With an inventive retro style, writer-director David Robert Mitchell offers an enjoyable riff on the teen horror movie. The film is shot with a fierce sense of perspective that draws the audience into a series of situations that are so unnerving that we're looking over our own shoulders as we leave the cinema. So even though some of the set-pieces feel under-cooked, the film is unsettling and involving.
The story takes place in a Detroit suburb, where Jay (Maika Monroe) is told by her boyfriend Hugh (Jake Weary) that he's passed something on to her when they slept together. And it's far worse than an STD. Now Jay can see random people following her everywhere. If one of them catches up with her she dies, and they'll go back to following Hugh. In a panic, Jay turns to her lovelorn childhood pal Paul (Keir Gilchrist) and her little sister Kelly (Lili Sepe), as well as her friend Yara (Olivia Luccardi) and groovy neighbour Greg (Daniel Zovatto). Together they run away to take stock of the situation, and all become convinced that the threat is real. The question is what to do next.
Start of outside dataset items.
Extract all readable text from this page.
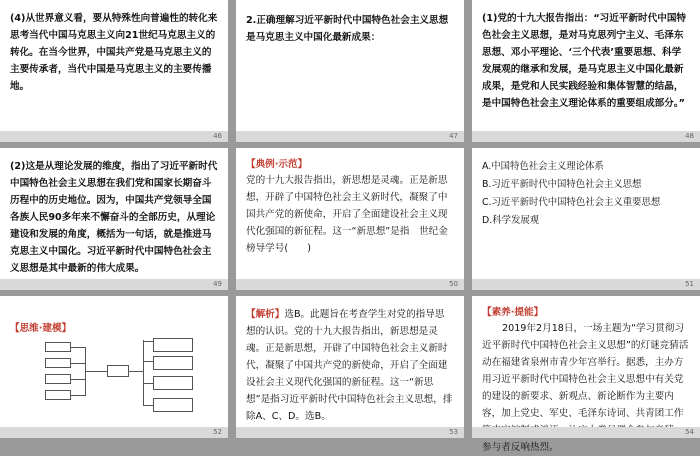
(4)从世界意义看，要从特殊性向普遍性的转化来思考当代中国马克思主义向21世纪马克思主义的转化。在当今世界，中国共产党是马克思主义的主要传承者，当代中国是马克思主义的主要传播地。
46
2.正确理解习近平新时代中国特色社会主义思想是马克思主义中国化最新成果：
47
(1)党的十九大报告指出：“习近平新时代中国特色社会主义思想，是对马克思列宁主义、毛泽东思想、邓小平理论、‘三个代表’重要思想、科学发展观的继承和发展，是马克思主义中国化最新成果，是党和人民实践经验和集体智慧的结晶，是中国特色社会主义理论体系的重要组成部分。”
48
(2)这是从理论发展的维度，指出了习近平新时代中国特色社会主义思想在我们党和国家长期奋斗历程中的历史地位。因为，中国共产党领导全国各族人民90多年来不懈奋斗的全部历史，从理论建设和发展的角度，概括为一句话，就是推进马克思主义中国化。习近平新时代中国特色社会主义思想是其中最新的伟大成果。
49
【典例·示范】
党的十九大报告指出，新思想是灵魂。正是新思想，开辟了中国特色社会主义新时代，凝聚了中国共产党的新使命，开启了全面建设社会主义现代化强国的新征程。这一“新思想”是指　世纪金榜导学号(　　)
50
A.中国特色社会主义理论体系
B.习近平新时代中国特色社会主义思想
C.习近平新时代中国特色社会主义重要思想
D.科学发展观
51
【思维·建模】
52
【解析】选B。此题旨在考查学生对党的指导思想的认识。党的十九大报告指出，新思想是灵魂。正是新思想，开辟了中国特色社会主义新时代，凝聚了中国共产党的新使命，开启了全面建设社会主义现代化强国的新征程。这一“新思想”是指习近平新时代中国特色社会主义思想，排除A、C、D。选B。
53
【素养·提能】
2019年2月18日，一场主题为“学习贯彻习近平新时代中国特色社会主义思想”的灯谜竞猜活动在福建省泉州市青少年宫举行。据悉，主办方用习近平新时代中国特色社会主义思想中有关党的建设的新要求、新观点、新论断作为主要内容，加上党史、军史、毛泽东诗词、共青团工作 参与者反响热烈。
54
Although set in the present day, the film has a vivid 1970s feel, as these teens drive around in vintage cars, use landlines and think hiding out at a cabin in the woods is a good idea. And there are thematic echoes as well, with absent parents and the dark approach to youthful sex. Yes, this sexually transmitted stalker makes all of the film's intimate encounters feel eerily joyless, as if sex is something to reluctantly get out of the way. So over the course of the film, we watch these happy, carefree teens turn hollow and paranoid, which is surprisingly moving. And more than a little creepy. The fresh cast makes all of this remarkably realistic, especially since the plot's supernatural craziness is clearly a metaphor for the "Just say no" generation.